Section 1806.1 of the 2006 IBC requires retaining walls to be designed for a safety factor of 1.5 against lateral sliding.  This raises several questions:

1.  Section 1801.2 indicates that the allowable stress design load combinations in 1605.3 should be used with design formulas in this chapter.  If section 1605.3.1 is used, must 0.6D be used in combination with the 1.5 safety factor?  (That would appear to be overkill!)

2.  A literal reading would also imply that this safety factor applies to load combinations that include seismic forces.  (However, there is a "Code Interpretation" on the ICC website that says that the 1.5 safety factor does not apply to seismic loads!)

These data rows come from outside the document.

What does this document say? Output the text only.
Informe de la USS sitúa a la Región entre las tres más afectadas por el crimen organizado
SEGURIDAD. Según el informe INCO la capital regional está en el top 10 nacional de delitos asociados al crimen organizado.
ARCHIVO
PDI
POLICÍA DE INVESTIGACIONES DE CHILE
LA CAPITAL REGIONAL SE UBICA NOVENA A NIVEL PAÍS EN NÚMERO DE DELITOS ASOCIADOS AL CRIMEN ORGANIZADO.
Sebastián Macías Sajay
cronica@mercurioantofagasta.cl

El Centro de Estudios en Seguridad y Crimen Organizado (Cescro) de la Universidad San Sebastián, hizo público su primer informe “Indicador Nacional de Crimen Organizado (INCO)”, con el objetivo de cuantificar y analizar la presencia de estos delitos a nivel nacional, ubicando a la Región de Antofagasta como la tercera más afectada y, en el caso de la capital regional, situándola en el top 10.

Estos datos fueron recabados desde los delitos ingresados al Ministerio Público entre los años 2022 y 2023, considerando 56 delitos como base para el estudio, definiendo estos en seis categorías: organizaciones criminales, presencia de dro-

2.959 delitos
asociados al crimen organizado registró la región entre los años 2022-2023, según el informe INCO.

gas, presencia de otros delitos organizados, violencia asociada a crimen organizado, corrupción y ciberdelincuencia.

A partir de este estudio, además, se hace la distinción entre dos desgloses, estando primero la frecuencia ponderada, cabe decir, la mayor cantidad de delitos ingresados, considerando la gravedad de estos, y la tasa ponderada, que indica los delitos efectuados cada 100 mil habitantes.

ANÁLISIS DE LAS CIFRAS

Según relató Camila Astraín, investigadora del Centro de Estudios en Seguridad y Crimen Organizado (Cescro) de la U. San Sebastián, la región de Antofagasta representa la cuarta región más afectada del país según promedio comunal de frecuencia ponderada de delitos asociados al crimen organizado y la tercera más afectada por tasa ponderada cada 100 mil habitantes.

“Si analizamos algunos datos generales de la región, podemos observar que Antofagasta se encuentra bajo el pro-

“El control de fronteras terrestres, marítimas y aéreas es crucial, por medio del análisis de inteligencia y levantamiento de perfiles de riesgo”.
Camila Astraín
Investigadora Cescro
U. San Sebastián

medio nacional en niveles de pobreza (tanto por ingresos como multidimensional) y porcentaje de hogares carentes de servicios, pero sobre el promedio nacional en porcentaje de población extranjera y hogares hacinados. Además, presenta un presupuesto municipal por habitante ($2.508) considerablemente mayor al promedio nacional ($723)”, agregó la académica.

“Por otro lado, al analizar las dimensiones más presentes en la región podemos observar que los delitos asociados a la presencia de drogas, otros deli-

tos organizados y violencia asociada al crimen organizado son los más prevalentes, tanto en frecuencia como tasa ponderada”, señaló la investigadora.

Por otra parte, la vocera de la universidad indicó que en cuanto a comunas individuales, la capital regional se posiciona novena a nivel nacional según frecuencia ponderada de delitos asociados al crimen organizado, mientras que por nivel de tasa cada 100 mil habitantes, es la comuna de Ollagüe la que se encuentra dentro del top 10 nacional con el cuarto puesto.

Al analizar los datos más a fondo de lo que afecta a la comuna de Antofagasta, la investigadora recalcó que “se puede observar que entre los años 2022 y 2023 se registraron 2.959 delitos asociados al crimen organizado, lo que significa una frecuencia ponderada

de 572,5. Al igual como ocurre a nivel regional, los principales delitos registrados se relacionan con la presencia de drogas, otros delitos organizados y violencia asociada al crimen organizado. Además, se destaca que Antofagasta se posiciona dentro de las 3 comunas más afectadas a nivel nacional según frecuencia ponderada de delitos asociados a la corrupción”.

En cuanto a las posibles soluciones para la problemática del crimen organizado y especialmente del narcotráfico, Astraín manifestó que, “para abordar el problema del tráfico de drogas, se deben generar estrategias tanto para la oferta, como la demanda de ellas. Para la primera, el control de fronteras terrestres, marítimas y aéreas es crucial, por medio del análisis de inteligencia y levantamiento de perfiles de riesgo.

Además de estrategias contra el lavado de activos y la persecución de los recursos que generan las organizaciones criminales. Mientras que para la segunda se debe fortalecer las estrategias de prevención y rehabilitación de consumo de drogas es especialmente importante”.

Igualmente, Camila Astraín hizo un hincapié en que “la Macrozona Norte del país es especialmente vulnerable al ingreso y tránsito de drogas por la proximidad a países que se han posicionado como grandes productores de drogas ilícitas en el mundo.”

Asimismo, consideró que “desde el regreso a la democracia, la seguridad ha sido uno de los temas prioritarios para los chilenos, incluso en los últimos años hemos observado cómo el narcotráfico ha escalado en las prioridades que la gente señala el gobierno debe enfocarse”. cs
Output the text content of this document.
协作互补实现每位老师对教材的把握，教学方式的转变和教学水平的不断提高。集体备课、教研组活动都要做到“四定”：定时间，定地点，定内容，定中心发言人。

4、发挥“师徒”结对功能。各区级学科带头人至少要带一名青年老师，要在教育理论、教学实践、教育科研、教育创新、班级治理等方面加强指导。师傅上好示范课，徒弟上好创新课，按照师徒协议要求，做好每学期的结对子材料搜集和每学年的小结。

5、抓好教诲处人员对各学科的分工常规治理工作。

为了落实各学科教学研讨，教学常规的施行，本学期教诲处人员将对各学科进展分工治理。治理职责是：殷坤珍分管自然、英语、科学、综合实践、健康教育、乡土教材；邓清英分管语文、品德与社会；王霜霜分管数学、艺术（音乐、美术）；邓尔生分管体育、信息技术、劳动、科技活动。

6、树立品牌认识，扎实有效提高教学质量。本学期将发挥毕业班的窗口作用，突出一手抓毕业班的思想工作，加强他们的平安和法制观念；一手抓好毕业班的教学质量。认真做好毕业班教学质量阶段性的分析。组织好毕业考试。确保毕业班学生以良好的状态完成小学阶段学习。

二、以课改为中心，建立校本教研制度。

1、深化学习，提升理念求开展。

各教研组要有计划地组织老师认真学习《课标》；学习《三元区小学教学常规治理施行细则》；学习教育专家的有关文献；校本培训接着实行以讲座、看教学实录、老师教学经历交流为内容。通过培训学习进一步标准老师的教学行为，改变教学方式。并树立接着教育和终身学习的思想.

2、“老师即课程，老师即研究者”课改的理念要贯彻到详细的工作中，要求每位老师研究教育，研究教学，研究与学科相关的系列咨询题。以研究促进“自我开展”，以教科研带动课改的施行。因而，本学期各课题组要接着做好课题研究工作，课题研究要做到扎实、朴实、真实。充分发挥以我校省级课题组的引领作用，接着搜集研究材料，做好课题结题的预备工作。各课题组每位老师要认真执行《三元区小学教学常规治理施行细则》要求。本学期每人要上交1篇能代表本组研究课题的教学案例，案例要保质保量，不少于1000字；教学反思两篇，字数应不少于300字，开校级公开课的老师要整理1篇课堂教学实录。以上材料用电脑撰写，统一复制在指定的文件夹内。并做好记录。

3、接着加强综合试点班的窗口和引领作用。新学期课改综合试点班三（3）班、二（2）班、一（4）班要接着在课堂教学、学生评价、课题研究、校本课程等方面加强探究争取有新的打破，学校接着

3.  The code does not define how the safety factor is to be calculated.  Many have traditionally used the ratio of (resisting forces) / (driving forces) to represent the safety factor.  But EM 1110-2-2502, Retaining and Flood Walls, by the USACE, defines the safety factor against sliding as the ratio of (friction + cohesion) / (net sliding force at base).  These are different values when passive pressure is included.  For example:

If H = driving horizontal force = 100; F = friction = 100; and P = passive = 35:

Traditional SF = (F + P)/H = 135/100 = 1.35

USACE SF = F/(H-P) = 100/(100-35) = 1.54

Does the wall meet the code or not?

The USACE method seems more rational where a retaining wall extends some distance below grade but has a more limited differential soil height across it.  Take an extreme case of a narrow wall placed in a trench below grade with only a few inches of differential soil height.  The soil would essentially be at rest with nearly equal pressures on both sides - but it might be defined as non-code compliant per the first method, since a resisting force of 1.5 times the full driving force would be required; however, the second method would only require 1.5 times the small differential force, a much more rational design.